Sua respiração acelerou. Virou o cobertor e percebeu a costura. A cor da linha combinava quase perfeitamente, mas a mão que havia feito não era a dela. Trabalho estranho, alheio. Alguém havia cortado, escondido algo e costurado de volta.
Klára ficou sentada por longos minutos em silêncio. O silêncio parecia pesar sobre seus ouvidos. Finalmente, pegou sua caixa de costura e a tesoura. Suas mãos tremiam.
– Desculpe… – sussurrou, começando a cortar.
O fio cedeu, os pontos se soltaram um a um. Quando o bolso escondido se abriu, seus dedos tocaram metal frio. Ela retirou um pequeno canivete antigo. Pesado, gasto, com arranhões na empunhadura.
A lâmina estava fechada, mas a superfície metálica tinha manchas escuras, secas.
O quarto pareceu encolher ao seu redor.
A visão da faca trouxe de volta as memórias. A morte de Gábor. Aquele dia que ela tentava superar há treze anos – sem sucesso.

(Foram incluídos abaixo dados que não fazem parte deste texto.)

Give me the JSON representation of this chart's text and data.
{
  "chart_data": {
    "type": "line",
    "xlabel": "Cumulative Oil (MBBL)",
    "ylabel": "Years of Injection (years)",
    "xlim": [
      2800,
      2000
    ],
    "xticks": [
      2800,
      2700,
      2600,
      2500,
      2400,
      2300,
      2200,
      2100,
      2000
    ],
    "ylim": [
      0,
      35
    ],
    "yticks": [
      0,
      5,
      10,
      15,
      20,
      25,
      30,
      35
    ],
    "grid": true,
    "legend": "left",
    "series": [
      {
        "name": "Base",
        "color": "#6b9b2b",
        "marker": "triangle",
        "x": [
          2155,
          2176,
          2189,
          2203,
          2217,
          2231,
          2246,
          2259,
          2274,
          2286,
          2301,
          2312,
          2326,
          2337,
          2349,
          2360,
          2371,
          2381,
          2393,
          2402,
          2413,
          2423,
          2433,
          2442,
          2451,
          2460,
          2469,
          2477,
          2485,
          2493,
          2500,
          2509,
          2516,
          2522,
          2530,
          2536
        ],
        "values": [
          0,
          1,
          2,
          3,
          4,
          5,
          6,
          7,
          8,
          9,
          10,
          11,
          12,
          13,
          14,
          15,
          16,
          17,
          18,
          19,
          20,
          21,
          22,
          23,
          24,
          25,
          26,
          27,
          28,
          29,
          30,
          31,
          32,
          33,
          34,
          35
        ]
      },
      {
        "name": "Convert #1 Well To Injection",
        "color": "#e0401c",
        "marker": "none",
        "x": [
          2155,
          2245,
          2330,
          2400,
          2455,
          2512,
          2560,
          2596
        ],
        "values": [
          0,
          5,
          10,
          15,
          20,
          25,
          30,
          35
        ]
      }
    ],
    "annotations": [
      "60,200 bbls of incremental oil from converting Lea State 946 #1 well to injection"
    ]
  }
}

Oficialmente, foi um acidente: ele escorregou na escada e bateu a cabeça. Mas havia um detalhe mínimo, porém significativo: um corte superficial na mão direita. Naquele tempo, ela não questionou. Agora tudo fazia sentido.
Por que Ágnes jogou fora o cobertor agora? Por que justamente aquele?

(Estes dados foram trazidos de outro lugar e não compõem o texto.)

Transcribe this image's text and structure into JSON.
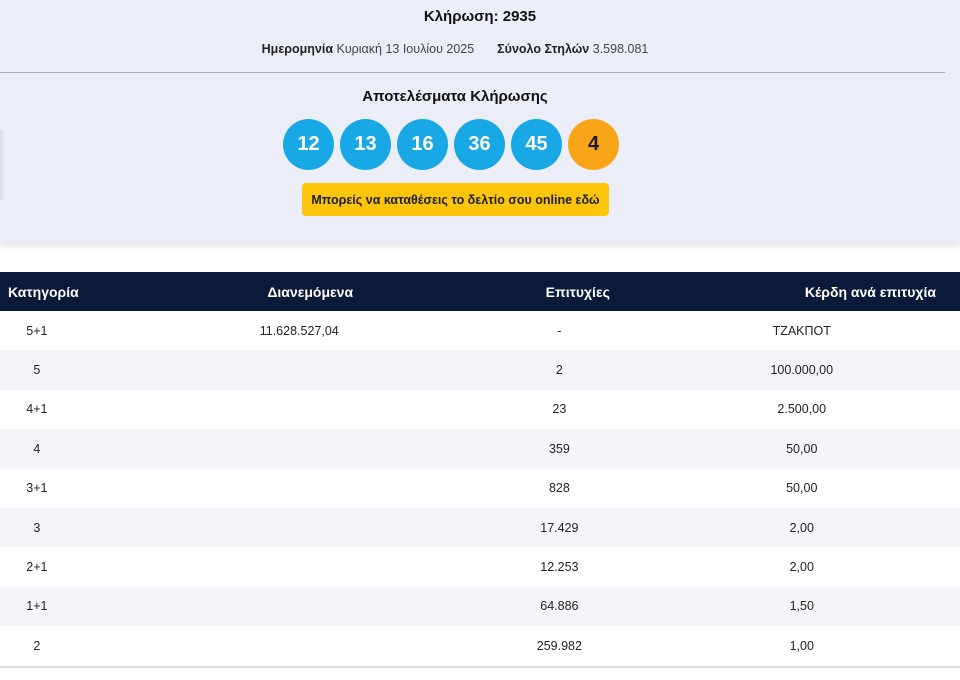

Naquela noite, Klára não dormiu. Colocou a faca em um saquinho e a escondeu. Pela manhã, a névoa cobria o jardim, densa e pesada. Quando Ágnes bateu à porta, Klára já sabia que conversariam. No ar, uma tensão pairava junto ao vapor do café.
– Por que jogou fora o cobertor? – perguntou baixinho.
Ágnes deu de ombros, mas os olhos traíam a verdade.
– Sei o que você escondeu nele – disse Klára, mostrando a faca.
O rosto de Ágnes empalideceu. O silêncio durou, até que finalmente a mulher falou. Contou que Gábor mudara nos últimos anos. Perdeu o emprego, depressão, raiva. Naquela noite, eles discutiram.
Gábor a atacou. Ágnes pegou a faca apenas em defesa. Não cortou, não perfurou. Gábor recuou, tropeçou e caiu da escada.
– Tive medo – chorou. – Pelo meu filho.
Klára ficou em silêncio. Dor e compaixão a dilaceravam ao mesmo tempo. Finalmente, tomou uma decisão. Foi à polícia. O caso foi reavaliado. Foi considerado legítima defesa.
Nada ficou mais fácil. Mas a verdade veio à tona.
Naquela noite, Klára pegou os restos do cobertor. Já não estava inteiro, mas ainda carregava amor. Começou a tricotar novamente. Lentamente, com paciência. Não para esquecer, mas para sobreviver.